Inspectors also identified areas of significant non-compliance at St Patrick’s Centre in Kilkenny, which was transferred to the HSE in October 2015. 

Despite committing to improving on concerns identified in a February 2016 visit, the centre was found to have failed to address a number of issues during an unannounced inspection three months later.

The facility was described as "poorly maintained and decorated" in areas, with the physical layout of bedrooms impacting on some residents’ privacy.

HIQA also raised concerns regarding fire safety, the reporting of peer-to-peer abuse and healthcare provision for residents at risk of experiencing epilepsy-related seizures.

Chemical restraint

Another unannounced inspection of an unnamed disability facility in Donegal identified significant risks to safety and welfare.

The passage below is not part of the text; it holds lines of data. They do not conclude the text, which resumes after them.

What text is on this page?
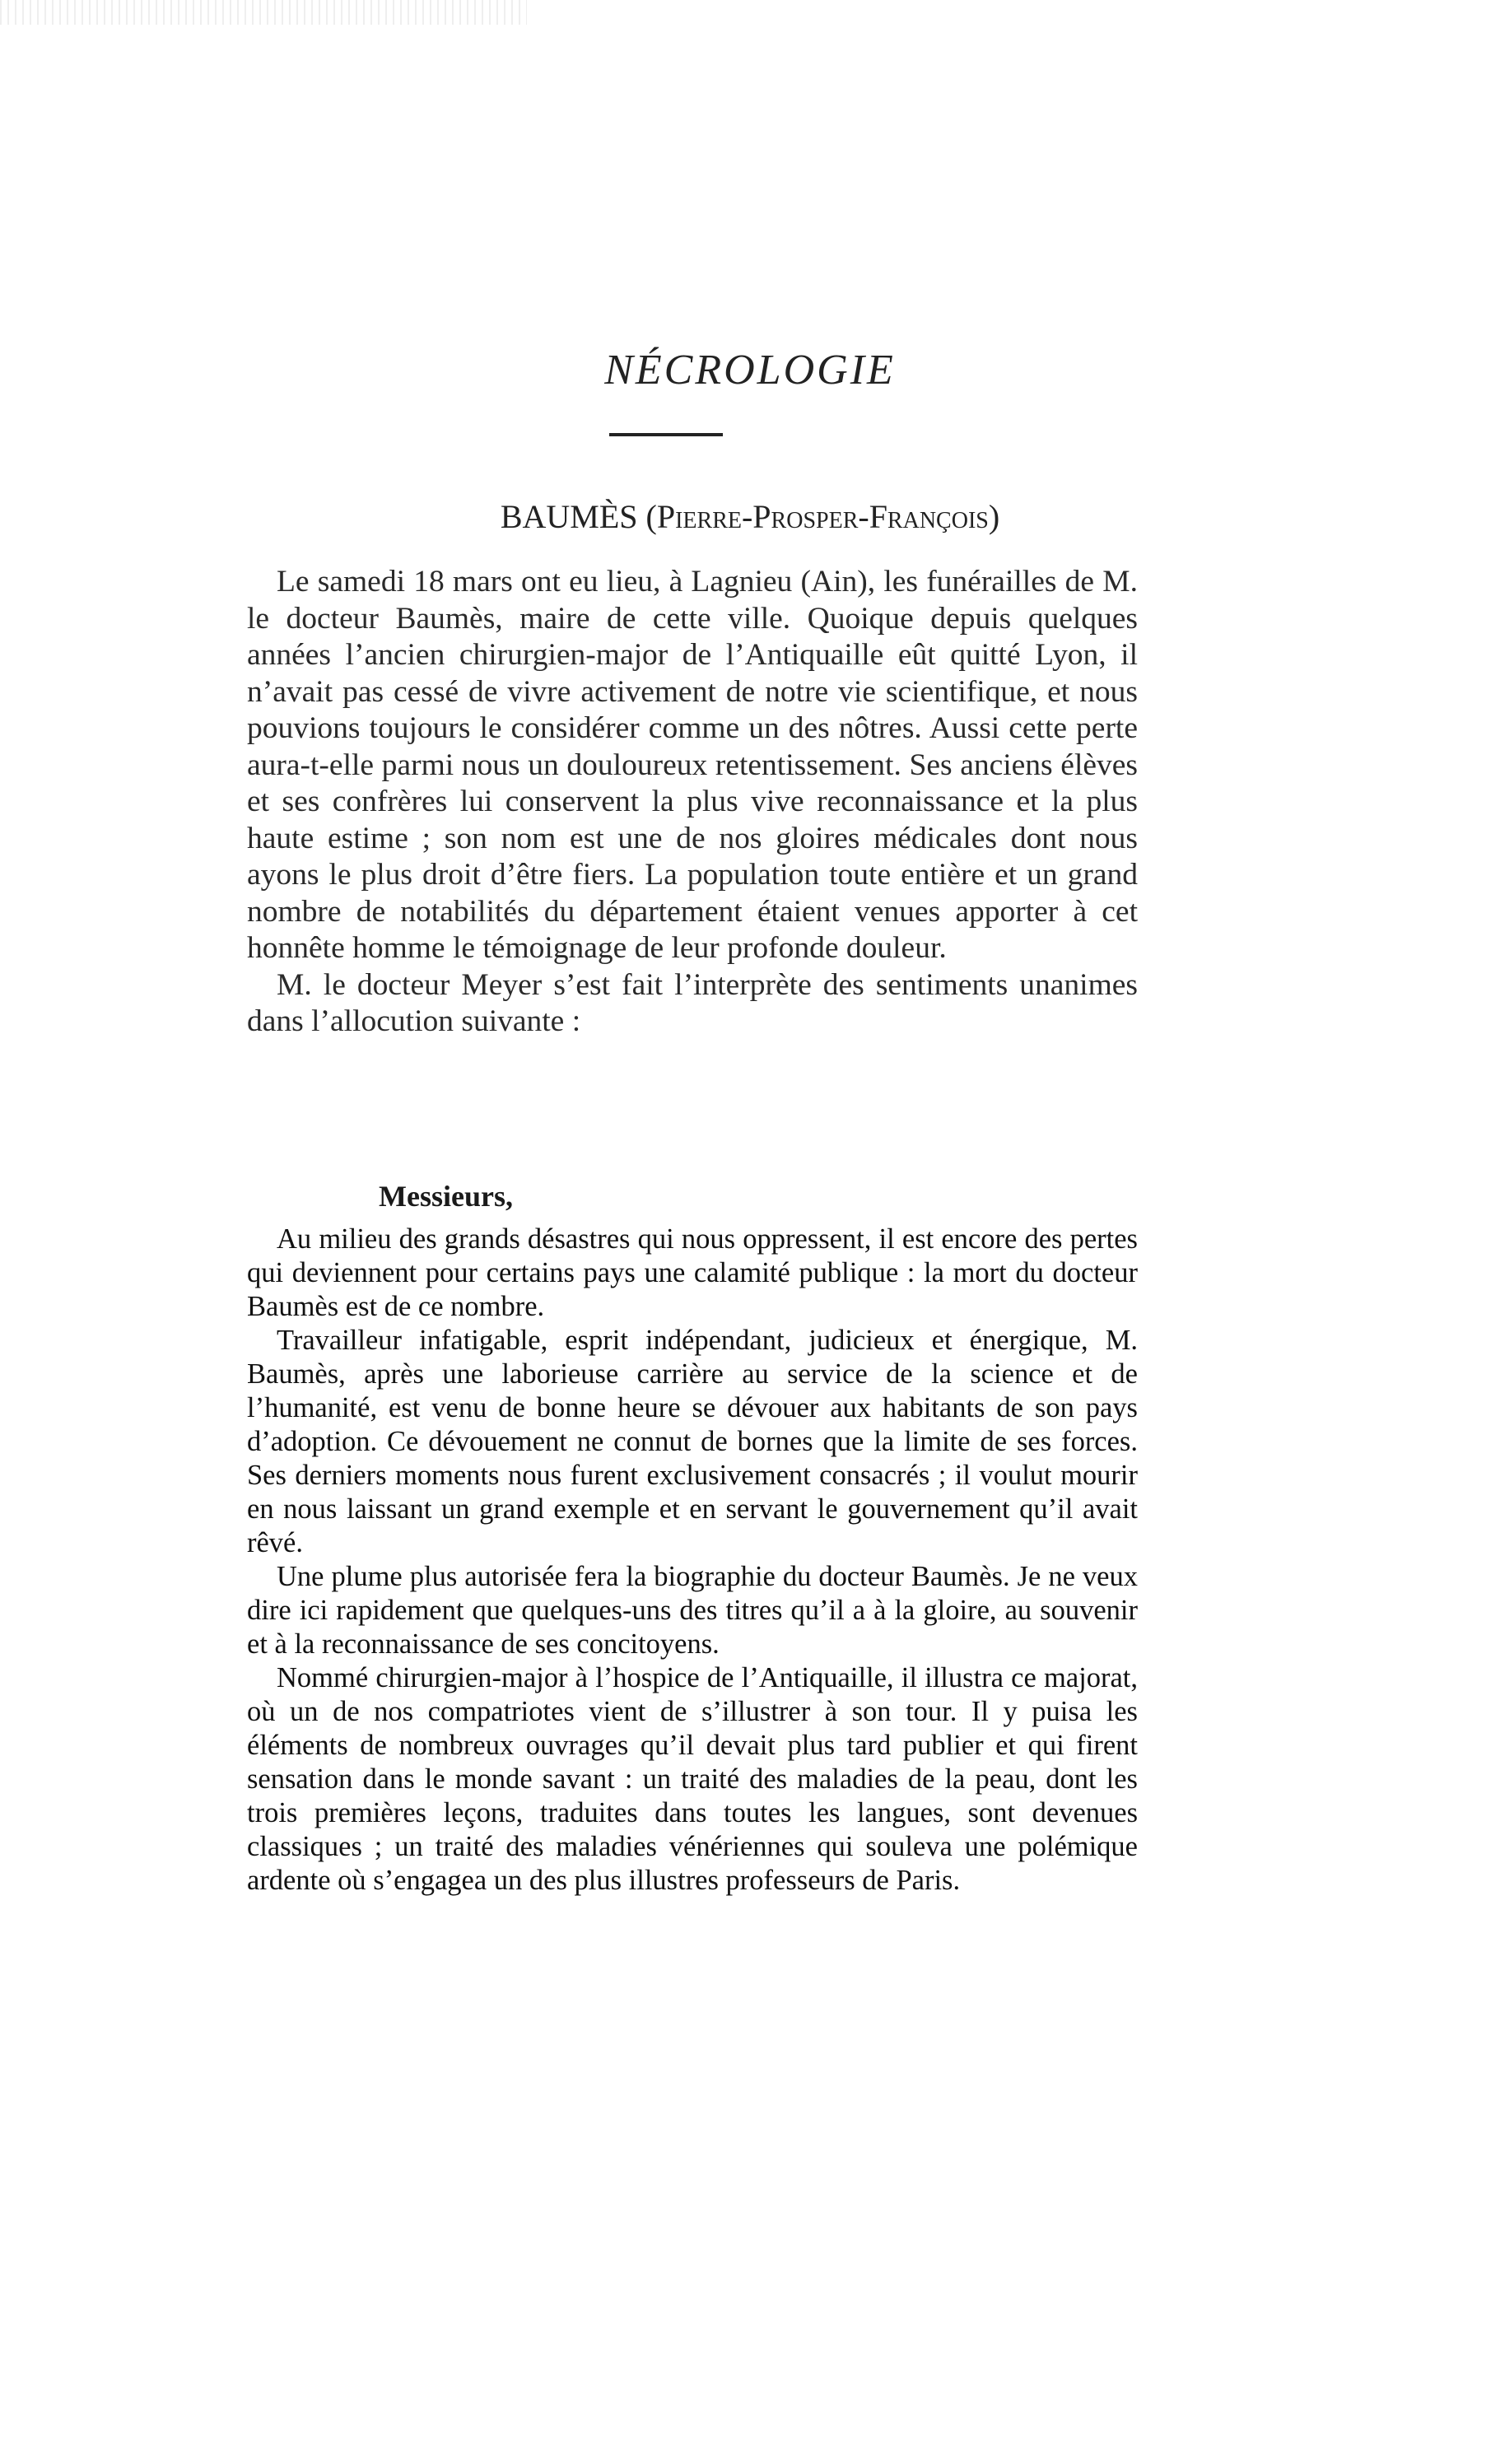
NÉCROLOGIE
BAUMÈS (Pierre-Prosper-François)

Le samedi 18 mars ont eu lieu, à Lagnieu (Ain), les funérailles de M. le docteur Baumès, maire de cette ville. Quoique depuis quelques années l’ancien chirurgien-major de l’Antiquaille eût quitté Lyon, il n’avait pas cessé de vivre activement de notre vie scientifique, et nous pouvions toujours le considérer comme un des nôtres. Aussi cette perte aura-t-elle parmi nous un douloureux retentissement. Ses anciens élèves et ses confrères lui conservent la plus vive reconnaissance et la plus haute estime ; son nom est une de nos gloires médicales dont nous ayons le plus droit d’être fiers. La population toute entière et un grand nombre de notabilités du département étaient venues apporter à cet honnête homme le témoignage de leur profonde douleur.

M. le docteur Meyer s’est fait l’interprète des sentiments unanimes dans l’allocution suivante :

Messieurs,

Au milieu des grands désastres qui nous oppressent, il est encore des pertes qui deviennent pour certains pays une calamité publique : la mort du docteur Baumès est de ce nombre.

Travailleur infatigable, esprit indépendant, judicieux et énergique, M. Baumès, après une laborieuse carrière au service de la science et de l’humanité, est venu de bonne heure se dévouer aux habitants de son pays d’adoption. Ce dévouement ne connut de bornes que la limite de ses forces. Ses derniers moments nous furent exclusivement consacrés ; il voulut mourir en nous laissant un grand exemple et en servant le gouvernement qu’il avait rêvé.

Une plume plus autorisée fera la biographie du docteur Baumès. Je ne veux dire ici rapidement que quelques-uns des titres qu’il a à la gloire, au souvenir et à la reconnaissance de ses concitoyens.

Nommé chirurgien-major à l’hospice de l’Antiquaille, il illustra ce majorat, où un de nos compatriotes vient de s’illustrer à son tour. Il y puisa les éléments de nombreux ouvrages qu’il devait plus tard publier et qui firent sensation dans le monde savant : un traité des maladies de la peau, dont les trois premières leçons, traduites dans toutes les langues, sont devenues classiques ; un traité des maladies vénériennes qui souleva une polémique ardente où s’engagea un des plus illustres professeurs de Paris.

HIQA criticised the centre for failing to protect resident from peer abuse, saying aggressive behaviour was not managed in line with national guidelines.

In one case, two female residents were physically assaulted by a male resident while travelling in a car in January 2016.

No adequate action was taken to safeguard the women following the assault and a similar incident happened during a car journey the following week, HIQA said.

A number of staff members reported either not being listened to or feeling they were seen as “troublemakers” when they raised safeguarding concerns with the person in charge.

Chemical restraint was frequently used in the centre and administered on one resident 44 times over a two-month period.

Another resident fell 11 times between May to December 2015.

HIQA concluded that it was "deeply concerned by the categorical denial" of two managers that "there had been any allegations, incidents or suspicions of abuse".

Inspectors also said they did not have confidence in the fitness of the person in charge to manage the centre.

Management at a smaller facility for six adults in Westmeath were found not to have ensured the service provided was safe, consistent, appropriate to residents' needs and effectively monitored.

During the unannounced visit, inspectors also discovered that some staff had not received training in administering medication prescribed to some residents.

Five other providers were found to have provided a good standard of support and care to residents, as well as high level of compliance with the regulatory requirements.

Minister Finian McGrath said he read the reports "with great concern".

"It's vitally important that these unacceptable practices are being brought into the light and residential centres are being compelled to improve their standards or face losing their registration," he said. 

"While there is much to be done, these reports are a sign that the system of regulation is working."

Mr McGrath added that people with disability were best placed in smaller, community-based centres.

The Department of Health is providing €20 million in capital funding to the HSE this year in order to move people out of large, congregated settings, he said. 

The 11 reports on HSE-run services can be found at www.hiqa.ie.